Charlotte L Edwardson associate professor in physical activity, sedentary behaviour, and health, Tom Yates reader in physical activity, sedentary behaviour, and health, Stuart J H Biddle professor of physical activity and health, Melanie J Davies professor of diabetes medicine, David W Dunstan head of the physical activity laboratory at Baker Heart and Diabetes Institute, Dale W Esliger senior lecturer in the measurement of physical activity et al
Edwardson C L, Yates T, Biddle S J H, Davies M J, Dunstan D W, Esliger D W et al.
Effectiveness of the Stand More AT (SMArT) Work intervention: cluster randomised controlled trial
BMJ 2018; 363 :k3870
Re: Effectiveness of the Stand More AT (SMArT) Work intervention: cluster randomised controlled trial
Schemes aimed at improving daily activity levels are highly valuable, especially with the holiday season fast approaching I think we all expect for our waistbands to be a bit tighter come January. The annual rush of new gym memberships as people vow to stick to New Year’s resolutions and shed those few pounds. There is a wider problem than just a Christmas gorge, with alarming statistics released every year of the rising rates of obesity, and the future implications that this is going to have on generations to come.

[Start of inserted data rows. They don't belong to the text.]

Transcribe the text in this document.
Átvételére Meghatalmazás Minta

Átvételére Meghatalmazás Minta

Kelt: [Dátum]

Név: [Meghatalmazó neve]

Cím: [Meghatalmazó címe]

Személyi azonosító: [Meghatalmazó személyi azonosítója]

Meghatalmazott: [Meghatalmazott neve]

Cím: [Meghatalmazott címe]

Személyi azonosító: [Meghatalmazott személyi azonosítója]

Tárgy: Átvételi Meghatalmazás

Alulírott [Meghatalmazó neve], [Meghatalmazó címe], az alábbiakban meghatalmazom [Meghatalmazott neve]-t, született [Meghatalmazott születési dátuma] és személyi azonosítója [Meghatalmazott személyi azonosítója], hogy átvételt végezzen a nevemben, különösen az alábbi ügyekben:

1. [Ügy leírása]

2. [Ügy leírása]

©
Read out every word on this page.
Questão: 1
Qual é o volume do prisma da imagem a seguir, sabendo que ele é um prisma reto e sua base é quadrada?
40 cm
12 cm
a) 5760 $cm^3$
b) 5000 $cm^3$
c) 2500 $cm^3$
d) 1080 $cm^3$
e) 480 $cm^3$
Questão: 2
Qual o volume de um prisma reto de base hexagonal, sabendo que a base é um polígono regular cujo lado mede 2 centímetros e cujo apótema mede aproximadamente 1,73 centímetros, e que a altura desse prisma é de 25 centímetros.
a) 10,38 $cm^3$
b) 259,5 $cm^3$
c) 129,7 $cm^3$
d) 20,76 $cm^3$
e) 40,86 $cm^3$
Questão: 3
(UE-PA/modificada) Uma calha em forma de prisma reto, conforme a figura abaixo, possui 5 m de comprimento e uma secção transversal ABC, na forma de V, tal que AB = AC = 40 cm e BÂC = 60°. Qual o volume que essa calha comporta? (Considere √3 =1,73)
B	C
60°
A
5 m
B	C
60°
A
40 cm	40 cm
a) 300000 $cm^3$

The roots of this problem are extensive, but I wonder what we can do on a daily basis to tackle the global epidemic we are facing.
Have you ever noticed who you pass on the stairs? More importantly have you ever noticed who you share the lift with?
From my limited experience in lifts, I have noticed a startling association. There are those among us who will take the lift for a single floor, and those who will take it for five floors. What has become apparent, is the direct correlation between 'lift distance' and weight - the smaller the 'lift distance', the greater the weight of the individual.
It is the classic ‘chicken or the egg’ situation. Do people who take lifts for short distances become overweight because it is a reflection of their general motivation for activity; or are people forced to take a lift because their weight would mean climbing a flight of stairs would be quite a challenge, further compounding the issue.
To top it off, who do you pass in the stairwell? Normally they’re moving too fast as they take those stairs two at a time and whip past you, you can’t even see them!
There are important points to consider in the way we live our lives and the impact that this has on our general health. In a society where it is becoming easier to do less, which is down to our own genius and ingenuity, one can speculate that our wonderful advances may actually start the slow decline of the human race!